Für sie ist Weihnachten, mit all den Kleinigkeiten und Wichteleien in der
Adventszeit, besonders hart: Alleinerziehende Mütter und Väter sind
besonders häufig von Armut bedroht. Das Pro-Kopf-Einkommen in Haushalten
von Alleinerziehenden lag laut Statistischem Bundesamt 2016 mit 967 Euro
bundesweit um knapp ein Fünftel niedriger als in Haushalten von zwei
Erwachsenen mit Kindern. Viele Alleinerziehende können auch nicht auf
Ersparnisse zurückgreifen, wissen die Statistiker: Knapp zwei Drittel der
Alleinerziehenden haben nicht genug Geld, um unerwartete Ausgaben von 1.000
Euro zu bestreiten.
Die meisten Alleinerziehenden in Berlin sind dabei Frauen. In 87 Prozent
der Fälle wohnten die Kinder laut Mikrozensus bei der Mutter, nur in 13
Prozent der Fälle beim Vater. Alleinerziehend und Frau sein heißt also
leider oftmals: arm dran sein. Das ist eine Ungerechtigkeit, und dass man
es sich zu Weihnachten auch mit wenig Geld natürlich sehr schön und
gemütlich machen kann, macht es nicht besser.

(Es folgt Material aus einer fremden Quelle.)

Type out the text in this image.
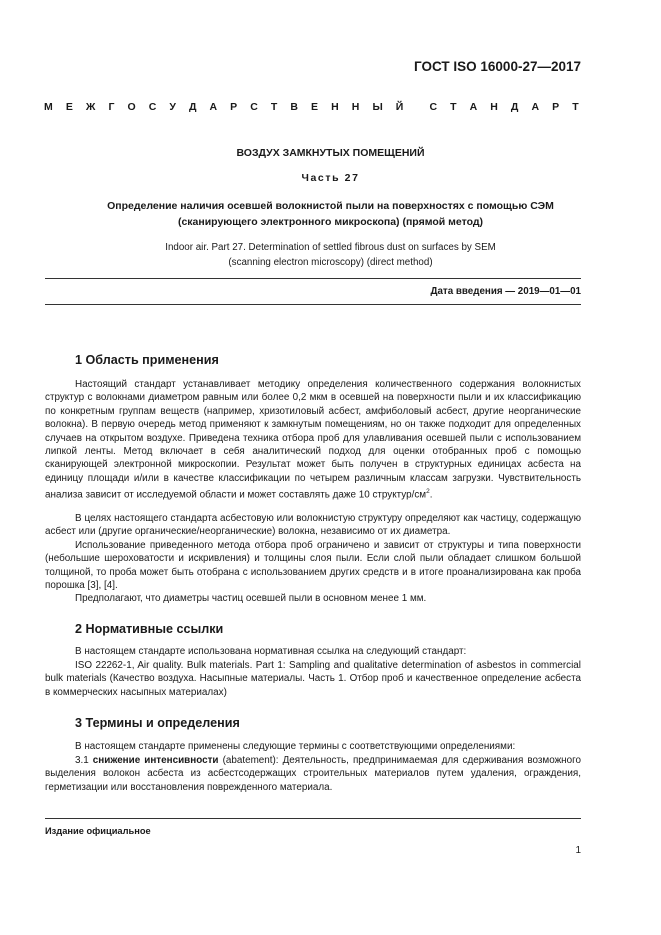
ГОСТ ISO 16000-27—2017
М Е Ж Г О С У Д А Р С Т В Е Н Н Ы Й С Т А Н Д А Р Т
ВОЗДУХ ЗАМКНУТЫХ ПОМЕЩЕНИЙ
Часть 27
Определение наличия осевшей волокнистой пыли на поверхностях с помощью СЭМ
(сканирующего электронного микроскопа) (прямой метод)
Indoor air. Part 27. Determination of settled fibrous dust on surfaces by SEM
(scanning electron microscopy) (direct method)
Дата введения — 2019—01—01
1 Область применения

Настоящий стандарт устанавливает методику определения количественного содержания волокнистых структур с волокнами диаметром равным или более 0,2 мкм в осевшей на поверхности пыли и их классификацию по конкретным группам веществ (например, хризотиловый асбест, амфиболовый асбест, другие неорганические волокна). В первую очередь метод применяют к замкнутым помещениям, но он также подходит для определенных случаев на открытом воздухе. Приведена техника отбора проб для улавливания осевшей пыли с использованием липкой ленты. Метод включает в себя аналитический подход для оценки отобранных проб с помощью сканирующей электронной микроскопии. Результат может быть получен в структурных единицах асбеста на единицу площади и/или в качестве классификации по четырем различным классам загрузки. Чувствительность анализа зависит от исследуемой области и может составлять даже 10 структур/$см^2$.

В целях настоящего стандарта асбестовую или волокнистую структуру определяют как частицу, содержащую асбест или (другие органические/неорганические) волокна, независимо от их диаметра.

Использование приведенного метода отбора проб ограничено и зависит от структуры и типа поверхности (небольшие шероховатости и искривления) и толщины слоя пыли. Если слой пыли обладает слишком большой толщиной, то проба может быть отобрана с использованием других средств и в итоге проанализирована как проба порошка [3], [4].

Предполагают, что диаметры частиц осевшей пыли в основном менее 1 мм.

2 Нормативные ссылки

В настоящем стандарте использована нормативная ссылка на следующий стандарт:

ISO 22262-1, Air quality. Bulk materials. Part 1: Sampling and qualitative determination of asbestos in commercial bulk materials (Качество воздуха. Насыпные материалы. Часть 1. Отбор проб и качественное определение асбеста в коммерческих насыпных материалах)

3 Термины и определения

В настоящем стандарте применены следующие термины с соответствующими определениями:

3.1 снижение интенсивности (abatement): Деятельность, предпринимаемая для сдерживания возможного выделения волокон асбеста из асбестсодержащих строительных материалов путем удаления, ограждения, герметизации или восстановления поврежденного материала.

Издание официальное
1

452 Euro gibt die durchschnittliche BerlinerIn übrigens in diesem Jahr für
Weihnachtsgeschenke aus. Das geht aus der „Weihnachtsumfrage 2018“ des ifes
Instituts für Empirie und Statistik und der FOM Hochschule für Ökonomie und
Management hervor, die dafür rund 2.000 Fragebögen ausgewertet haben.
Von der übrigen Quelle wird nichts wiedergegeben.